Huh. I’ve read the paper, and they make the statement “Finally, we show in exploratory analyses that the vaccine’s protective effects are far stronger among women than men for all-cause dementia and Alzheimer’s disease,”
Looking at their evidential charts, I would argue that there is no effect for men whatsoever, and a statistically significant one for women, about a 2 pt. drop in expected rate of diagnosis. It’s not a giant cure, but every save is a win, and it might point toward other potential interventions.
I’m not sure what you’re looking at, but the paper shows a bigger effect than that. 3.5% for the entire sample including both men and women, which is a 20% reduction in the risk of dementia.
And that’s for something that was not designed for this purpose. If we can figure out what’s going on and design and optimize a treatment protocol, you’d imagine that we can do much better.
The difference between men and women is completely unexplained, but it seems to me that it’s further evidence that the effect is real, and is explained by some physiological difference between men and women. If some of the effect were attributable to the choice to get vaccinated rather than a protective effect of the vaccine itself, it’s difficult to see why that confounding factor would be negligible for men and large for women.
Oops, 3 pts for women. Am I looking in the wrong place? Or is this eligibility & not vaccine impact? (ETA: the PDF is crashing now when I try to read it)
This is the most conservative approach of looking at the entire eligible group (regardless of whether they were actually vaccinated) vs the ineligible group. This obviously shows a smaller effect, since just under half were actually vaccinated. It places a lower bound on how much of the effect cannot be attributable to the potentially confounding factor of who was motivated to choose to be vaccinated. If you look at just those who were actually vaccinated, the effect is roughly twice as large.
I read the abstract when I wrote that. I’ve now also read the Twitter thread, but I’m still not seeing that they found a similar effect size. In fact, the only mention I saw of different types of dementia was a mention distinguishing the effect on Alzheimer’s, and saying it was not due to vascular dementia.
Which is the opposite of what I said – I didn’t realize there was more info in the Twitter thread than in the linked abstract. So I apologize for the uninformed posts. But I also didn’t see anything about them looking at different types and finding similar effect sizes. Can you point me to that part?

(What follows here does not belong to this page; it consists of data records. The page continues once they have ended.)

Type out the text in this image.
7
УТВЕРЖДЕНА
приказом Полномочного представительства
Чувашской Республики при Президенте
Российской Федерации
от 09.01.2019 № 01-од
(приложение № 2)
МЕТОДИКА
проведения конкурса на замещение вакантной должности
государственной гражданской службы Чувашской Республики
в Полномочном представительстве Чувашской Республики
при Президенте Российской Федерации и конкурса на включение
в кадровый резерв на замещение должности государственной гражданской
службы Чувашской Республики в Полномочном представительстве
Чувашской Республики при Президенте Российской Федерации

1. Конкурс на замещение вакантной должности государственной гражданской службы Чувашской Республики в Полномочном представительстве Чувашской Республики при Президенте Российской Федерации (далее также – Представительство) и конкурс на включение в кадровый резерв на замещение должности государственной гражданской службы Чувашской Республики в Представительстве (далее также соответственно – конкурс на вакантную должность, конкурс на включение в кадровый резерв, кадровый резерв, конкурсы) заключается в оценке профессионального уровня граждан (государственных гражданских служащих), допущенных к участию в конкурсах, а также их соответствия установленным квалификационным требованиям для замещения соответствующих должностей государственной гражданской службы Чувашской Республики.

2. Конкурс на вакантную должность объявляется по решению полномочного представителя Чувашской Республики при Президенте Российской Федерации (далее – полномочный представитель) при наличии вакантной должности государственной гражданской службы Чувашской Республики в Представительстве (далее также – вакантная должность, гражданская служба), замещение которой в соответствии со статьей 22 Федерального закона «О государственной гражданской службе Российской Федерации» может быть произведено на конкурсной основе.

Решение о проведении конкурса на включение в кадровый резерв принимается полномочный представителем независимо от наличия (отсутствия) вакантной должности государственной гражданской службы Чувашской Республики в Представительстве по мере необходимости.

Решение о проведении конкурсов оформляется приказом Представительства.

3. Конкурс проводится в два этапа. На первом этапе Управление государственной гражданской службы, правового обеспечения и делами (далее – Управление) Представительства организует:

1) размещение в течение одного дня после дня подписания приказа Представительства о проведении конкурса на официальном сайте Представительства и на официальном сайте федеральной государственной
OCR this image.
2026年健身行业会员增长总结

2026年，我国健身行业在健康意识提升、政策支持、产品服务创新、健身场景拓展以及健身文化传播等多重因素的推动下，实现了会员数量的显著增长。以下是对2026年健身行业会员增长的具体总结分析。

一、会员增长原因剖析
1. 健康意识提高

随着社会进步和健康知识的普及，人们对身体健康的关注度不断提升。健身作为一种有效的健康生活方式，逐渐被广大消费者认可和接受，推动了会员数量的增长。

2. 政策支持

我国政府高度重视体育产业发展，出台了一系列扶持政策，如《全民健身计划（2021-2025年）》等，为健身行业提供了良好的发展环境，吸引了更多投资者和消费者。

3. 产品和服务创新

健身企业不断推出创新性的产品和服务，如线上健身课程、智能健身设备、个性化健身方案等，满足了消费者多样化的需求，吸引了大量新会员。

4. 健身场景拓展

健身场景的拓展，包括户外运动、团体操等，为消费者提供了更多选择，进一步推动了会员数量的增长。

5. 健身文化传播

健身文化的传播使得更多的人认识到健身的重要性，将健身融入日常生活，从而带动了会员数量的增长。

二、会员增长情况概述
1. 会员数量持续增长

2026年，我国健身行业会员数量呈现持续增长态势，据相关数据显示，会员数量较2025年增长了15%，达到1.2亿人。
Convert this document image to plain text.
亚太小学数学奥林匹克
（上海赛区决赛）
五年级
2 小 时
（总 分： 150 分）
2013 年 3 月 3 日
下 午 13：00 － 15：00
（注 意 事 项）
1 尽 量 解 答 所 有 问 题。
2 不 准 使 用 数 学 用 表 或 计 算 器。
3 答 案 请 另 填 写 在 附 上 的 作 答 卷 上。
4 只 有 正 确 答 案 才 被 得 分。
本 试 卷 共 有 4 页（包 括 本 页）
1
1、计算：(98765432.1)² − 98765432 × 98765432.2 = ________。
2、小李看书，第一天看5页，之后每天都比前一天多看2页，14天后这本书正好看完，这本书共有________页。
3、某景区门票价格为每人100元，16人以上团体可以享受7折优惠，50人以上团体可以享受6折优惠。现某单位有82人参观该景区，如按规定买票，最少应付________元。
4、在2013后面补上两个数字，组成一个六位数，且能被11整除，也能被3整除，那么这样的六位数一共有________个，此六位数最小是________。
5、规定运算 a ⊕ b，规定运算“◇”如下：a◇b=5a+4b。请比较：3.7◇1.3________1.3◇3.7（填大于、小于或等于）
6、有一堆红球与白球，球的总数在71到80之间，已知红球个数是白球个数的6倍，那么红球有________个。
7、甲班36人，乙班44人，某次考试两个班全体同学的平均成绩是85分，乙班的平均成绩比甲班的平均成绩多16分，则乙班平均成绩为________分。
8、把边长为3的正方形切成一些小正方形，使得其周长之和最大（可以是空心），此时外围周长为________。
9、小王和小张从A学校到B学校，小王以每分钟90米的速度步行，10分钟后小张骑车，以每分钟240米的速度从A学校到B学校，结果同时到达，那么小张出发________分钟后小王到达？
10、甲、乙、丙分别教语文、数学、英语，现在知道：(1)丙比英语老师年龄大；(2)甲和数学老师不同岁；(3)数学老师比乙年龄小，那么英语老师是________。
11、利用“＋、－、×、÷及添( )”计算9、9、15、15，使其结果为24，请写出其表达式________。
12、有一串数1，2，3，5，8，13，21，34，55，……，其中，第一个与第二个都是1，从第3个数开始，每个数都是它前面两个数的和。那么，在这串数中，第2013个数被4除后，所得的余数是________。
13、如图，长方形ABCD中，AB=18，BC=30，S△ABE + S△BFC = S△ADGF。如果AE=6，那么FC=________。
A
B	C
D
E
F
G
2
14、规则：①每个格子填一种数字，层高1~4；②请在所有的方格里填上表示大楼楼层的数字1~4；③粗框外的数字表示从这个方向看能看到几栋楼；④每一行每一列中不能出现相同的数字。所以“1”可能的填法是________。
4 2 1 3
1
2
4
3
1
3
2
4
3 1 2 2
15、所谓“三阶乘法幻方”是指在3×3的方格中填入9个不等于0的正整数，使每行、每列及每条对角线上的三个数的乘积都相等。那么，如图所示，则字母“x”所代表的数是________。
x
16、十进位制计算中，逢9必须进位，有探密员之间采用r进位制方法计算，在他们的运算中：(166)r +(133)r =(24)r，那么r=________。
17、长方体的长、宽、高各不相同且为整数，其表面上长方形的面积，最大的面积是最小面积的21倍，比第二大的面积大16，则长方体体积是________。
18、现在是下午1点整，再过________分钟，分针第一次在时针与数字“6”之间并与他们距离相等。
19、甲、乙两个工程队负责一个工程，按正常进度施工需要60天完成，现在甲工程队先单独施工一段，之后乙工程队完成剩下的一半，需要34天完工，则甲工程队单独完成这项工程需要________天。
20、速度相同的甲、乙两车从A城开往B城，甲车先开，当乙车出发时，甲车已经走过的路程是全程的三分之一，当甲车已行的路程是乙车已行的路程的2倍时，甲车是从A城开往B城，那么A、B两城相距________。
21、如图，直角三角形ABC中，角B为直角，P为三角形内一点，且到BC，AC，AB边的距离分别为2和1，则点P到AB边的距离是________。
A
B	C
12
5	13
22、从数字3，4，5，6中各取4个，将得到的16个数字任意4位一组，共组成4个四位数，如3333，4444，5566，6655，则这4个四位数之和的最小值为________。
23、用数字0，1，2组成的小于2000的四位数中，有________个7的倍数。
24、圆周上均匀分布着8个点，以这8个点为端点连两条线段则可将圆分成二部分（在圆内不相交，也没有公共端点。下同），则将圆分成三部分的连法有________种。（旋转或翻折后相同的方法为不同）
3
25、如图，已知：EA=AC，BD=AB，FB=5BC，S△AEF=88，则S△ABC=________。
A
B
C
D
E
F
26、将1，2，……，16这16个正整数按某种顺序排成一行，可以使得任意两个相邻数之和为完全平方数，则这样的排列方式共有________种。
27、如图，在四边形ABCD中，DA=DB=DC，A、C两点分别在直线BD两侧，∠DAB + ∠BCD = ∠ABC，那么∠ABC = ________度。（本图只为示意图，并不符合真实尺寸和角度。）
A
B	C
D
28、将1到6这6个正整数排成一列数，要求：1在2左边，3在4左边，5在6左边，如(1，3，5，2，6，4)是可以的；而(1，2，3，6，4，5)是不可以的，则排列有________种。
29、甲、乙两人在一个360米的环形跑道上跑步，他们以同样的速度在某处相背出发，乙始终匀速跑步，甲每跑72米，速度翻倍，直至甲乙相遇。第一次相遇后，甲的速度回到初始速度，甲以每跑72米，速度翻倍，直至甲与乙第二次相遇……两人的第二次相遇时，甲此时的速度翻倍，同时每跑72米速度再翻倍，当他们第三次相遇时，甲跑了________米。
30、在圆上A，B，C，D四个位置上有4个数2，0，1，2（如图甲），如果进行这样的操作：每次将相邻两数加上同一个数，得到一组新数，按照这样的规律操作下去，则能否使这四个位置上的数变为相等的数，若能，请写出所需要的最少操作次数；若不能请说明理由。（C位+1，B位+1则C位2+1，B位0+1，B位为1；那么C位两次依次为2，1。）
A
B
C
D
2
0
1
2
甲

We then show that the vaccine has no effect on any other common causes of morbidity or mortality. This is unlike correlational analyses that usually suffer from bias because healthier/more health motivated folk with better healthcare access are more likely to get vaccinated.
Frankly, shingles is so debilitating that anyone who refuses to get the shots must already be a bit demented. My wife and I got the Shringrix shots. There was mild pain.
Anyone who is my age recalls how nasty all the childhood diseases–measles and polio especially–were and have no hesitation about vaccines.
VERY seldom heard shingles in 50-60s.
Then we got “blessed” with hybrid veggies with less nutrients, now GMOs with even less, plus we now eat LOTS of Glyphosate, now shingles are common and folks “need” a “vaccine”.
Proverbs 26:2
As the bird by wandering, as the swallow by flying, so the cursecauseless shall not come.
IMHO, ascertaining and addressing the cause is the smart solution.
That’s pretty much my experience, but the shots still weren’t all that bad. My younger sister had shingles when she was about 30, and even though it was a minor case, she was in severe pain for weeks.